Je me dois de trouver une solution pour l'empêcher de se rappeler, elle me servira grandement. Je ne peux pas me permettre de perdre une aussi précieuse arme.

- Votre Altesse, Sa Majesté vous attend.

La porte s'ouvre, et j'entre dans le bureau de père. Il ne me prête pas attention, comme à son habitude.

- Que veux-tu aussi tôt le matin ? Me demande-t-il, légèrement en colère.

- La princesse d'Inimia, lui répondis-je, elle est avec moi.

Immédiatement, il relève ses yeux sur moi, soudainement intéressé. Le regard vide et indifférent, j'attendais sa réaction avant d'ajouter quoi que ce soit d'autre.

- L'aînée ?

- La cadette. Della Avalorn.

Il se lève de sa chaise, et s'approche de moi. Je n'arrive pas à cerner ce qu'il pense réellement, il ne laisse rien transparaître.

- Bien. Envoie son corps à Inimia, désormais. Me dit-il, fièrement. J'espère bien qu'elle a souffert.

- Elle est en vie, votre Majesté. Lui dis-je d'un ton neutre.

Il fronce les sourcils, confus.

- Pour quelles raisons ?

Je le fixe dans les yeux, m'apprêtant à lui annoncer la nouvelle. En réalité, peu importe ce qu'il dira, j'ai déjà pris ma décision.

- Elle a perdue la mémoire, répondis-je, alors je lui ai fais croire qu'on est fiancé.

Ses yeux s'écarquillent. Il semblait se retenir de lever sa main, me remettant les idées en place. Et avec mon air sérieux, il ne pouvait pas penser que je me moquais de lui.

- Incapable, dit-il en grinçant des dents, posant sa main sur l'étui de son épée. Où est-elle ? Que j'en finisse moi-même.

Je pose ma main sur la sienne, le regardant dans les yeux avec un air de défi. Il a l'air aussi surpris que moi de mon geste innatendu.

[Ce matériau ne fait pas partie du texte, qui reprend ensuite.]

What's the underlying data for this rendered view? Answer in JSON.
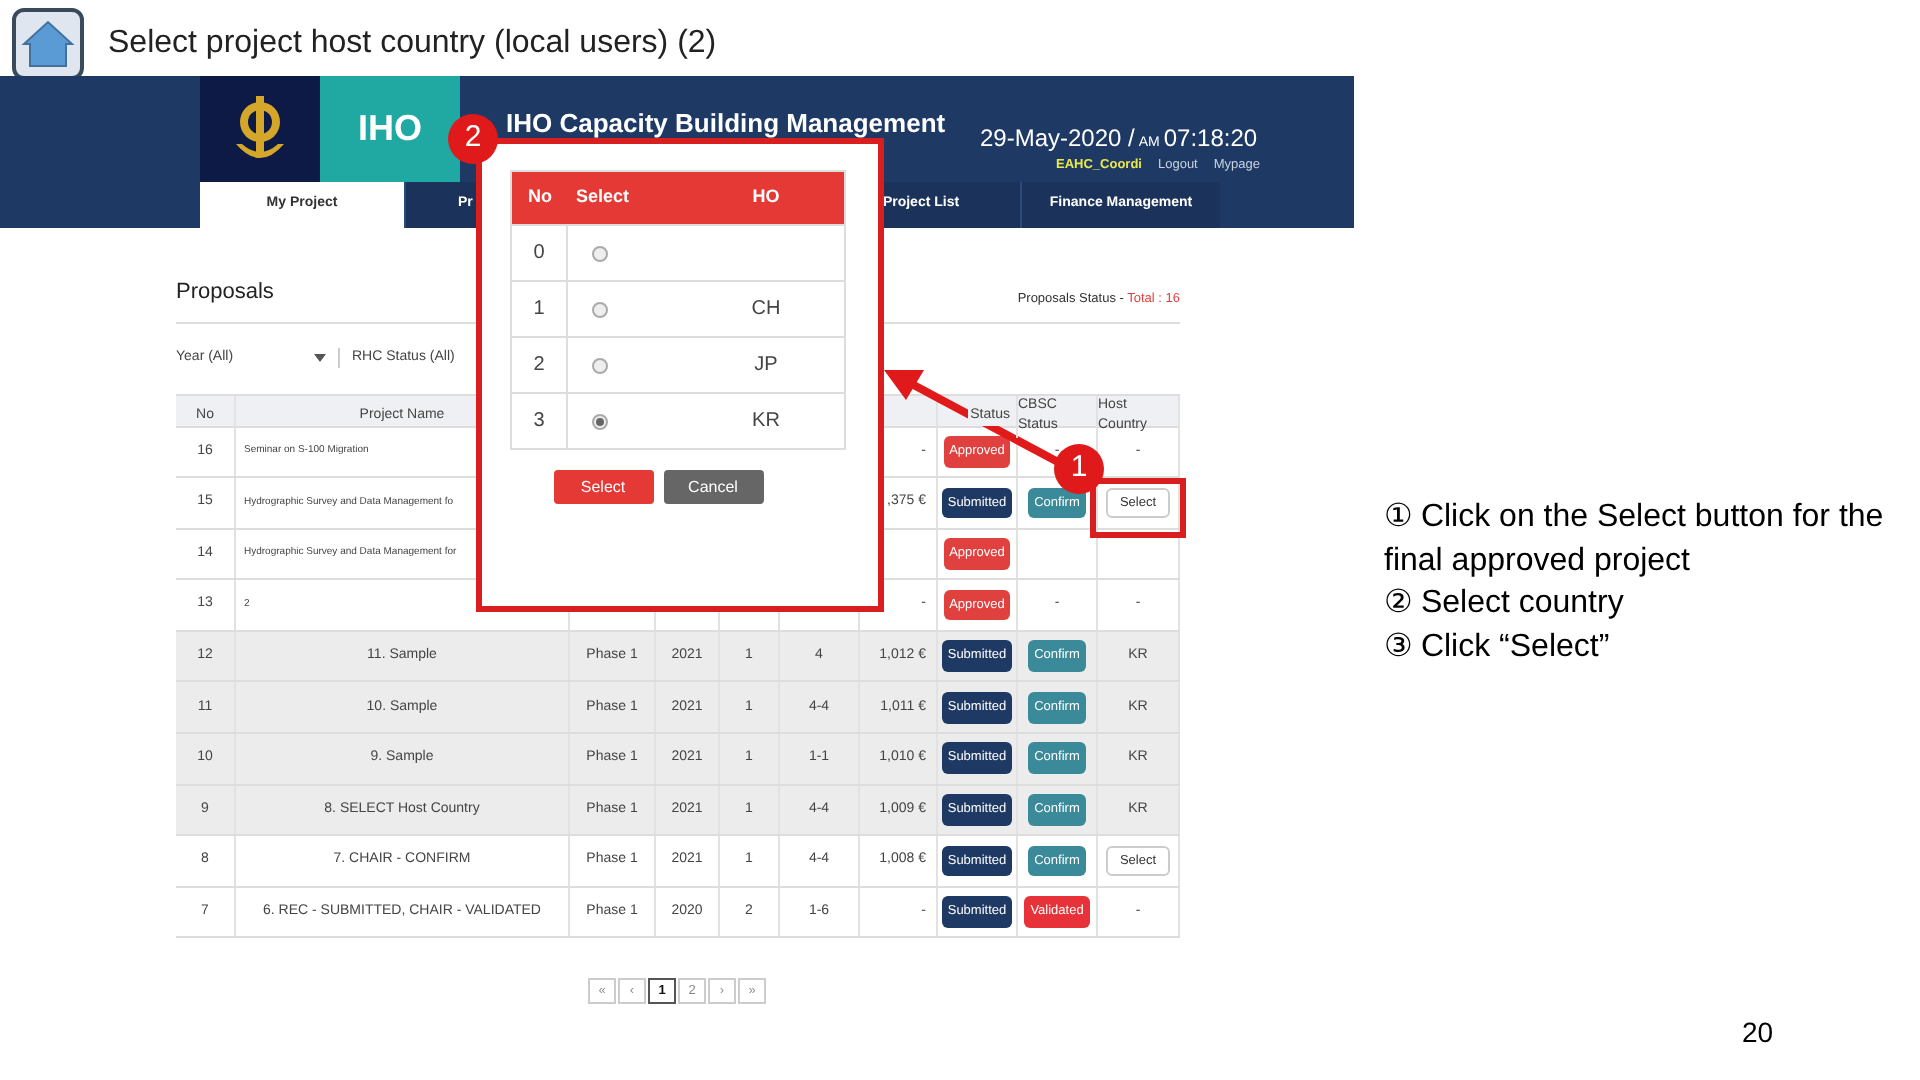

- Tant qu'elle n'aura pas retrouvé sa mémoire, elle est ma fiancée. Dis-je froidement. Le mois prochain, notre mariage sera organisé. Vous avez laissé cette affaire entre mes mains, alors qu'il en reste ainsi. N'interfèrez pas.

Je retire ma main et recule de quelques pas. Il fulmine. Cette situation m'apporte une double satisfaction... pouvoir jouer de la famille d'Inimia, et contrarier mon père. Le faire sentir qu'il n'est plus en contrôle.

- Je te donne la moitié de l'année... six mois... me prévient-il. Si le travail n'est pas fait, je le ferais moi-même.

- D'ici six mois, nous aurons la main sur Inimia. Rétorqué-je.

Il me regarde dubitatif, mais il n'a d'autres choix que de me croire ; je suis son seul héritier après tout. Et autant qu'il me déteste, autant il sait que je suis prêt à tout pour arriver à mes fins. Je le tiens de lui, après tout.

- J'aurais simplement besoin d'un de vos meilleurs hommes. Lui dis-je. Son roi tourne autour d'elle, probablement pour la forcer à se rappeler. Nous devons empêcher cela.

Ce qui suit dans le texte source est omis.